「極私的新聞解説+佐藤優氏の分析」

投稿日:2010/06/19 07:15

「渡瀬夏彦の「沖縄 チムワサワサ 日記」」から貼り付けます。

(転載貼り付け開始)

2010年06月17日
「極私的新聞解説+佐藤優氏の分析」

仲井真知事が菅首相と官邸で会談し、国会での代表質問が一通り終わったのが、6月15日。

翌16日には、いつも読んでいる東京新聞と朝日新聞のほかに、ご近所の図書館で毎日、読売、日経、産経の全国紙を手にした。この日は、重要な日であるからして、WEBで読めない記事までチェックしたかったのだ。

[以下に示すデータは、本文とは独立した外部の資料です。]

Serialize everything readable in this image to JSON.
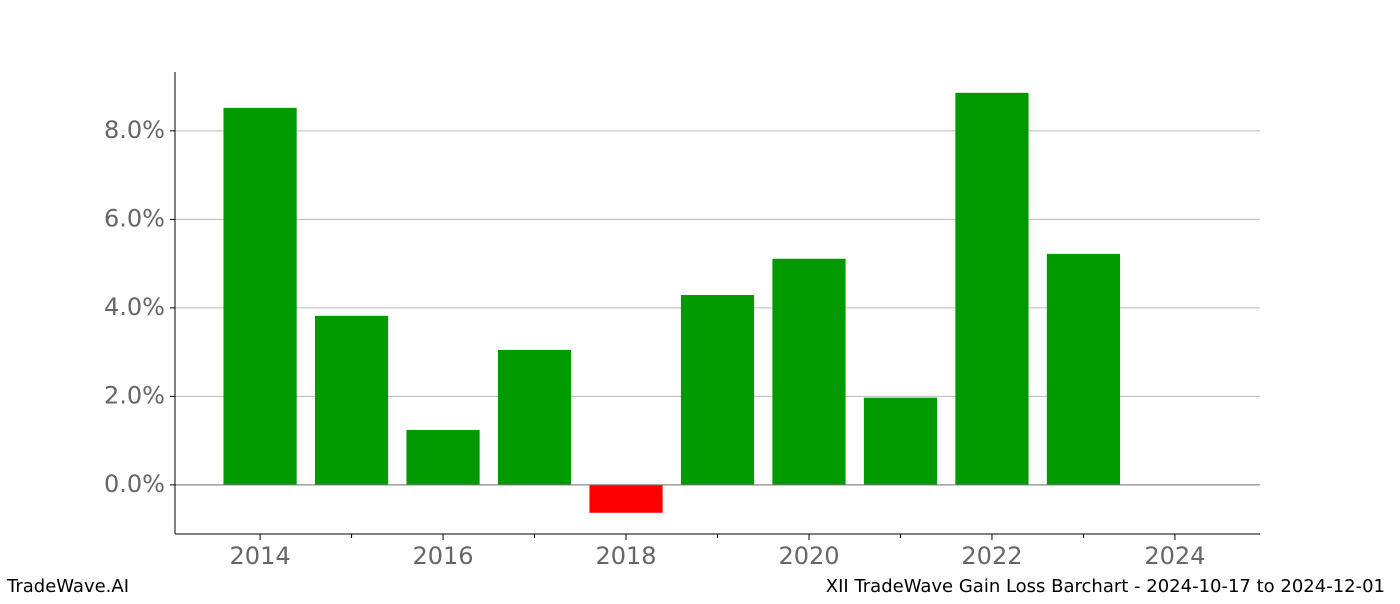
{
  "chart_data": {
    "type": "bar",
    "x": [
      2014,
      2015,
      2016,
      2017,
      2018,
      2019,
      2020,
      2021,
      2022,
      2023
    ],
    "values": [
      8.52,
      3.82,
      1.24,
      3.05,
      -0.63,
      4.29,
      5.11,
      1.97,
      8.86,
      5.22
    ],
    "positive_color": "#009900",
    "negative_color": "#ff0000",
    "xlim": [
      2013.07,
      2024.93
    ],
    "xticks": [
      2014,
      2016,
      2018,
      2020,
      2022,
      2024
    ],
    "xminorticks": [
      2015,
      2017,
      2019,
      2021,
      2023
    ],
    "ylim": [
      -1.11,
      9.33
    ],
    "yticks": [
      {
        "value": 0,
        "label": "0.0%"
      },
      {
        "value": 2,
        "label": "2.0%"
      },
      {
        "value": 4,
        "label": "4.0%"
      },
      {
        "value": 6,
        "label": "6.0%"
      },
      {
        "value": 8,
        "label": "8.0%"
      }
    ],
    "grid": true
  },
  "footer": {
    "left": "TradeWave.AI",
    "right": "XII TradeWave Gain Loss Barchart - 2024-10-17 to 2024-12-01"
  }
}
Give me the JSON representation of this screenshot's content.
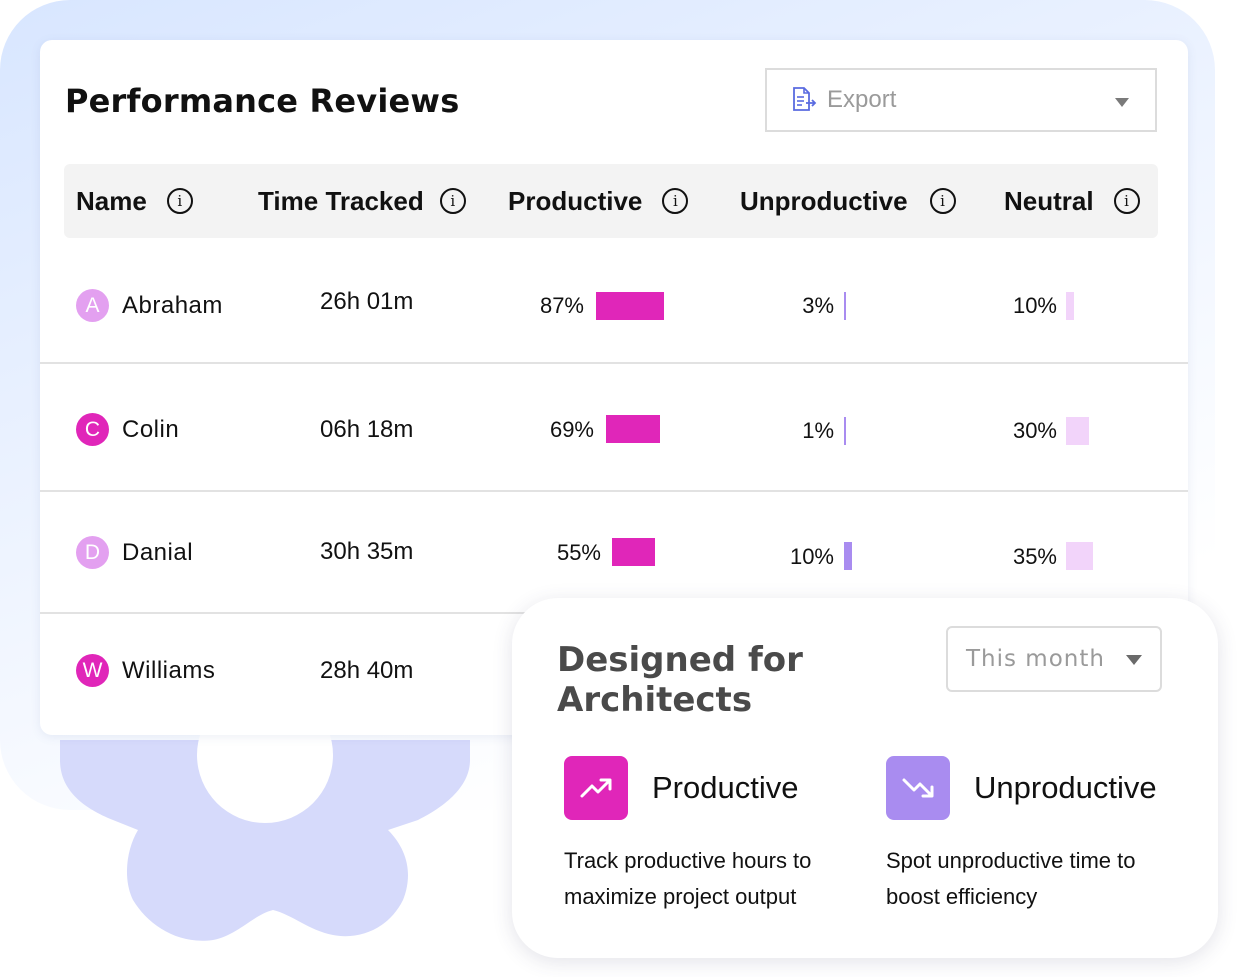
{
  "title": "Performance Reviews",
  "export_label": "Export",
  "columns": [
    "Name",
    "Time Tracked",
    "Productive",
    "Unproductive",
    "Neutral"
  ],
  "rows": [
    {
      "initial": "A",
      "name": "Abraham",
      "time": "26h 01m",
      "productive": "87%",
      "productive_value": 87,
      "unproductive": "3%",
      "unproductive_value": 3,
      "neutral": "10%",
      "neutral_value": 10,
      "avatar_color": "#e3a0f0"
    },
    {
      "initial": "C",
      "name": "Colin",
      "time": "06h 18m",
      "productive": "69%",
      "productive_value": 69,
      "unproductive": "1%",
      "unproductive_value": 1,
      "neutral": "30%",
      "neutral_value": 30,
      "avatar_color": "#e026b9"
    },
    {
      "initial": "D",
      "name": "Danial",
      "time": "30h 35m",
      "productive": "55%",
      "productive_value": 55,
      "unproductive": "10%",
      "unproductive_value": 10,
      "neutral": "35%",
      "neutral_value": 35,
      "avatar_color": "#e3a0f0"
    },
    {
      "initial": "W",
      "name": "Williams",
      "time": "28h 40m",
      "avatar_color": "#e026b9"
    }
  ],
  "colors": {
    "productive": "#e026b9",
    "unproductive": "#a98cf0",
    "neutral": "#f2d4fa"
  },
  "popup": {
    "title": "Designed for Architects",
    "period": "This month",
    "features": [
      {
        "icon": "trending-up-icon",
        "title": "Productive",
        "desc": "Track productive hours to maximize project output",
        "color": "#e026b9"
      },
      {
        "icon": "trending-down-icon",
        "title": "Unproductive",
        "desc": "Spot unproductive time to boost efficiency",
        "color": "#a98cf0"
      }
    ]
  }
}
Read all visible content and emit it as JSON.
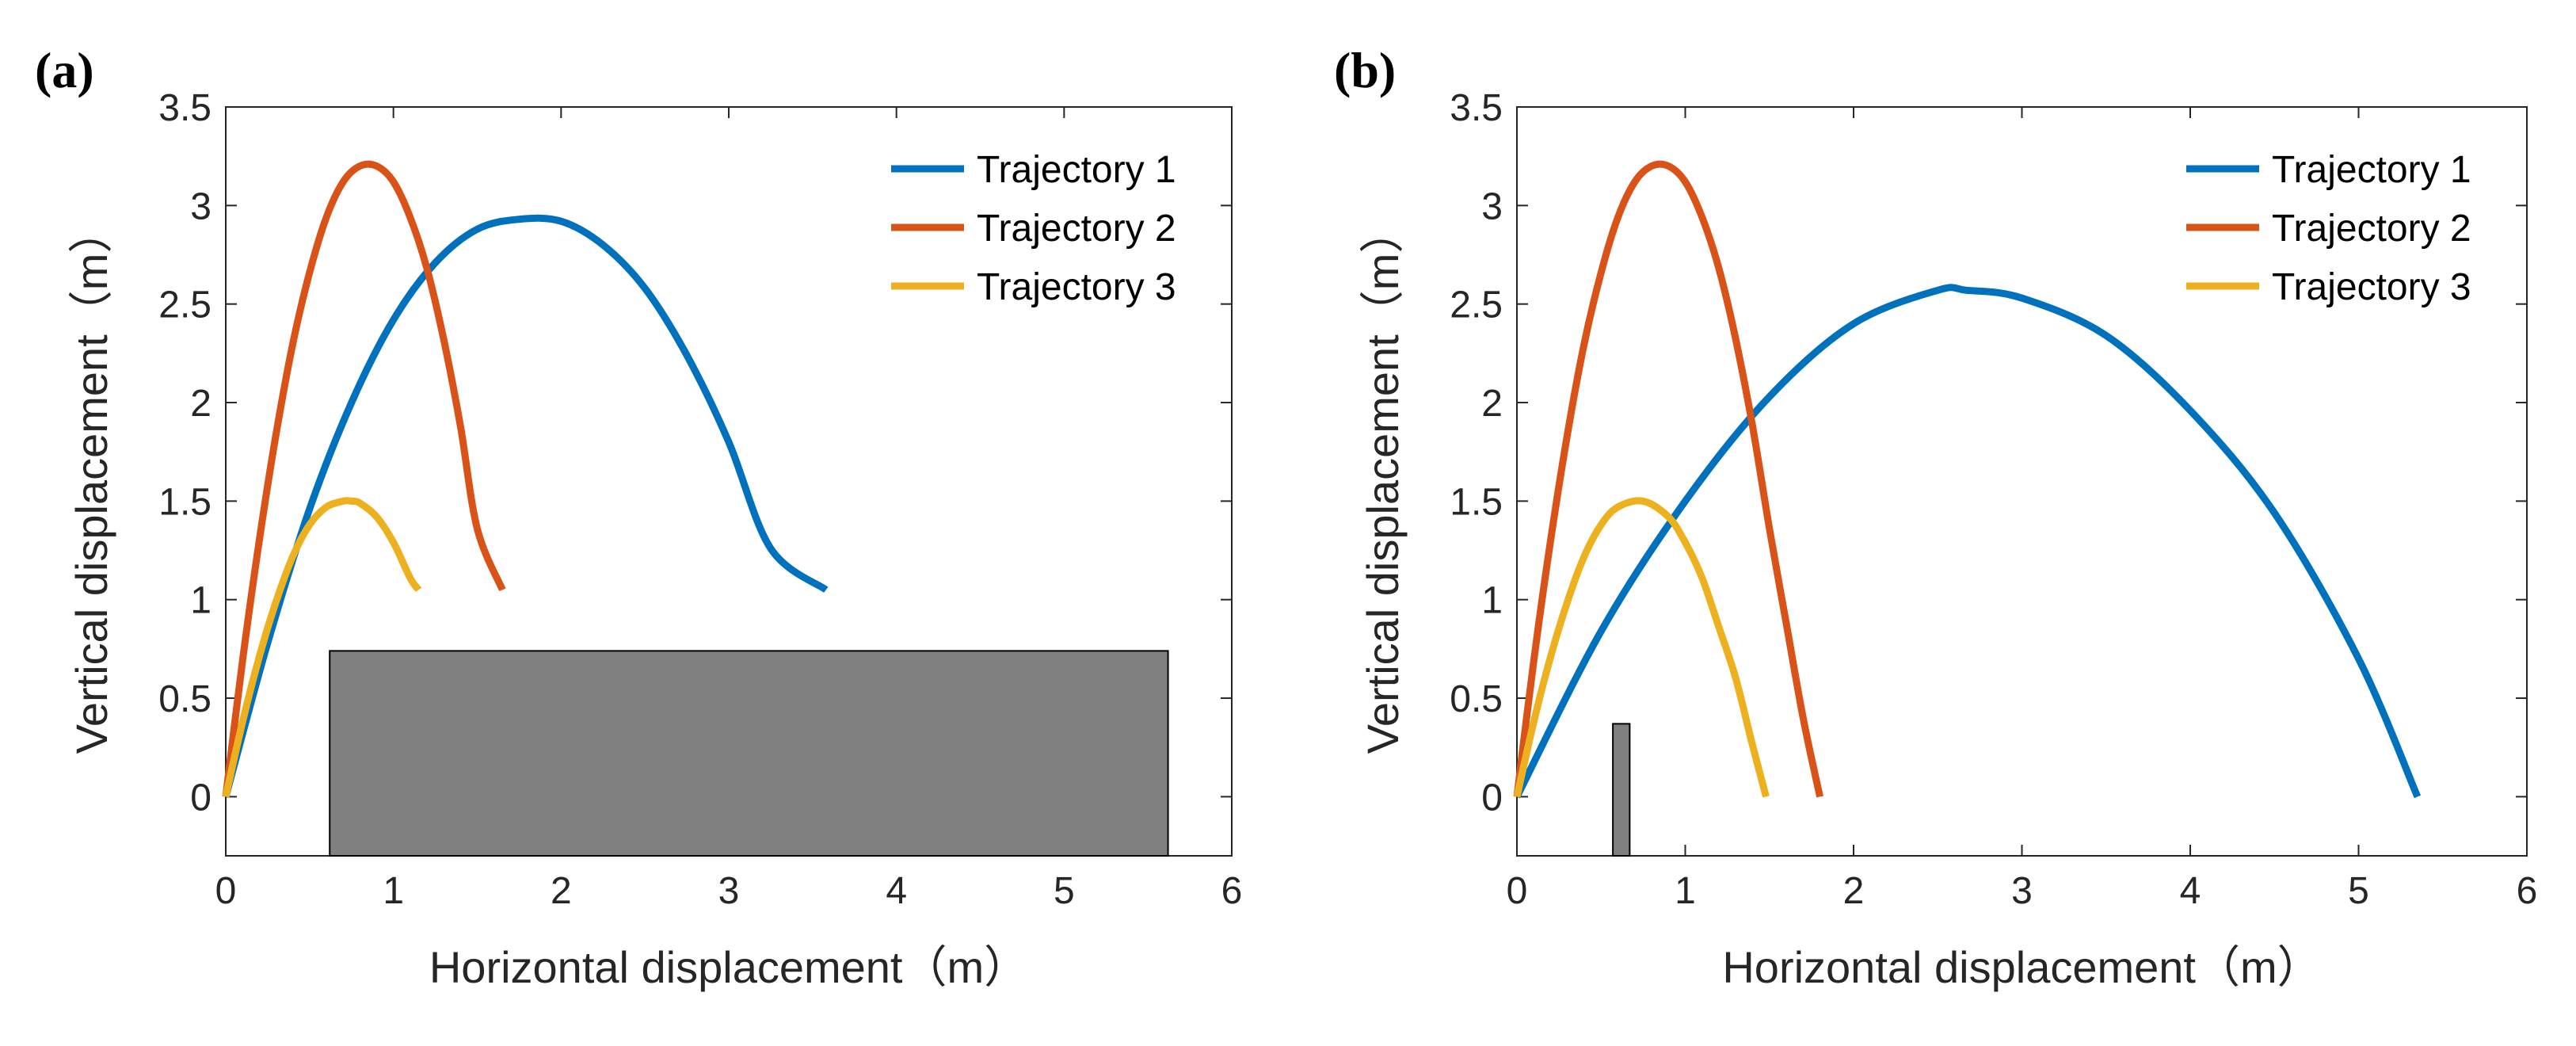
{
  "colors": {
    "trajectory_1": "#0072BD",
    "trajectory_2": "#D95319",
    "trajectory_3": "#EDB120",
    "obstacle": "#808080"
  },
  "chart_data": [
    {
      "panel_label": "(a)",
      "type": "line",
      "xlabel": "Horizontal displacement（m）",
      "ylabel": "Vertical displacement（m）",
      "xlim": [
        0,
        6
      ],
      "ylim": [
        -0.3,
        3.5
      ],
      "xticks": [
        0,
        1,
        2,
        3,
        4,
        5,
        6
      ],
      "yticks": [
        0,
        0.5,
        1,
        1.5,
        2,
        2.5,
        3,
        3.5
      ],
      "legend_position": "top-right",
      "series": [
        {
          "name": "Trajectory 1",
          "color_key": "trajectory_1",
          "x": [
            0,
            0.25,
            0.5,
            0.75,
            1.0,
            1.25,
            1.5,
            1.75,
            2.0,
            2.25,
            2.5,
            2.75,
            3.0,
            3.25,
            3.58
          ],
          "y": [
            0.0,
            0.78,
            1.46,
            2.0,
            2.42,
            2.71,
            2.88,
            2.93,
            2.92,
            2.8,
            2.58,
            2.24,
            1.8,
            1.26,
            1.05
          ]
        },
        {
          "name": "Trajectory 2",
          "color_key": "trajectory_2",
          "x": [
            0,
            0.1,
            0.2,
            0.3,
            0.4,
            0.5,
            0.6,
            0.7,
            0.8,
            0.9,
            1.0,
            1.1,
            1.2,
            1.3,
            1.4,
            1.5,
            1.65
          ],
          "y": [
            0.0,
            0.69,
            1.3,
            1.84,
            2.3,
            2.66,
            2.94,
            3.12,
            3.2,
            3.2,
            3.12,
            2.94,
            2.68,
            2.32,
            1.88,
            1.36,
            1.05
          ]
        },
        {
          "name": "Trajectory 3",
          "color_key": "trajectory_3",
          "x": [
            0,
            0.1,
            0.2,
            0.3,
            0.4,
            0.5,
            0.6,
            0.7,
            0.75,
            0.8,
            0.9,
            1.0,
            1.1,
            1.15
          ],
          "y": [
            0.0,
            0.38,
            0.71,
            0.99,
            1.22,
            1.38,
            1.47,
            1.5,
            1.5,
            1.49,
            1.42,
            1.29,
            1.11,
            1.05
          ]
        }
      ],
      "obstacle": {
        "x_min": 0.62,
        "x_max": 5.62,
        "y_min": -0.3,
        "y_max": 0.74
      }
    },
    {
      "panel_label": "(b)",
      "type": "line",
      "xlabel": "Horizontal displacement（m）",
      "ylabel": "Vertical displacement（m）",
      "xlim": [
        0,
        6
      ],
      "ylim": [
        -0.3,
        3.5
      ],
      "xticks": [
        0,
        1,
        2,
        3,
        4,
        5,
        6
      ],
      "yticks": [
        0,
        0.5,
        1,
        1.5,
        2,
        2.5,
        3,
        3.5
      ],
      "legend_position": "top-right",
      "series": [
        {
          "name": "Trajectory 1",
          "color_key": "trajectory_1",
          "x": [
            0,
            0.5,
            1.0,
            1.5,
            2.0,
            2.5,
            2.67,
            3.0,
            3.5,
            4.0,
            4.5,
            5.0,
            5.35
          ],
          "y": [
            0.0,
            0.84,
            1.5,
            2.03,
            2.4,
            2.57,
            2.57,
            2.53,
            2.34,
            1.96,
            1.44,
            0.7,
            0.0
          ]
        },
        {
          "name": "Trajectory 2",
          "color_key": "trajectory_2",
          "x": [
            0,
            0.1,
            0.2,
            0.3,
            0.4,
            0.5,
            0.6,
            0.7,
            0.8,
            0.9,
            1.0,
            1.1,
            1.2,
            1.3,
            1.4,
            1.5,
            1.6,
            1.7,
            1.8
          ],
          "y": [
            0.0,
            0.69,
            1.3,
            1.84,
            2.3,
            2.66,
            2.94,
            3.12,
            3.2,
            3.2,
            3.12,
            2.94,
            2.68,
            2.32,
            1.88,
            1.36,
            0.88,
            0.4,
            0.0
          ]
        },
        {
          "name": "Trajectory 3",
          "color_key": "trajectory_3",
          "x": [
            0,
            0.1,
            0.2,
            0.3,
            0.4,
            0.5,
            0.6,
            0.75,
            0.9,
            1.0,
            1.1,
            1.2,
            1.3,
            1.4,
            1.48
          ],
          "y": [
            0.0,
            0.38,
            0.71,
            0.99,
            1.22,
            1.38,
            1.47,
            1.5,
            1.42,
            1.29,
            1.11,
            0.86,
            0.6,
            0.26,
            0.0
          ]
        }
      ],
      "obstacle": {
        "x_min": 0.57,
        "x_max": 0.67,
        "y_min": -0.3,
        "y_max": 0.37
      }
    }
  ]
}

注目すべきは、東京や朝日だけでなく、毎日新聞が「普天間問題」に関連して真っ当な署名記事を載せていたことだ

ちなみに読売、産経は、国会での質疑を載せたのみで、「普天間問題は終了!!」と言わんばかりに、「沖縄の民意」や沖縄の現実を意図的に無視している。相変わらずの「対米追従・沖縄切り捨て」の徹底ぶり。わたしはこの2紙を図書館とWEBでチェックはするが、個人的不買運動続行中である。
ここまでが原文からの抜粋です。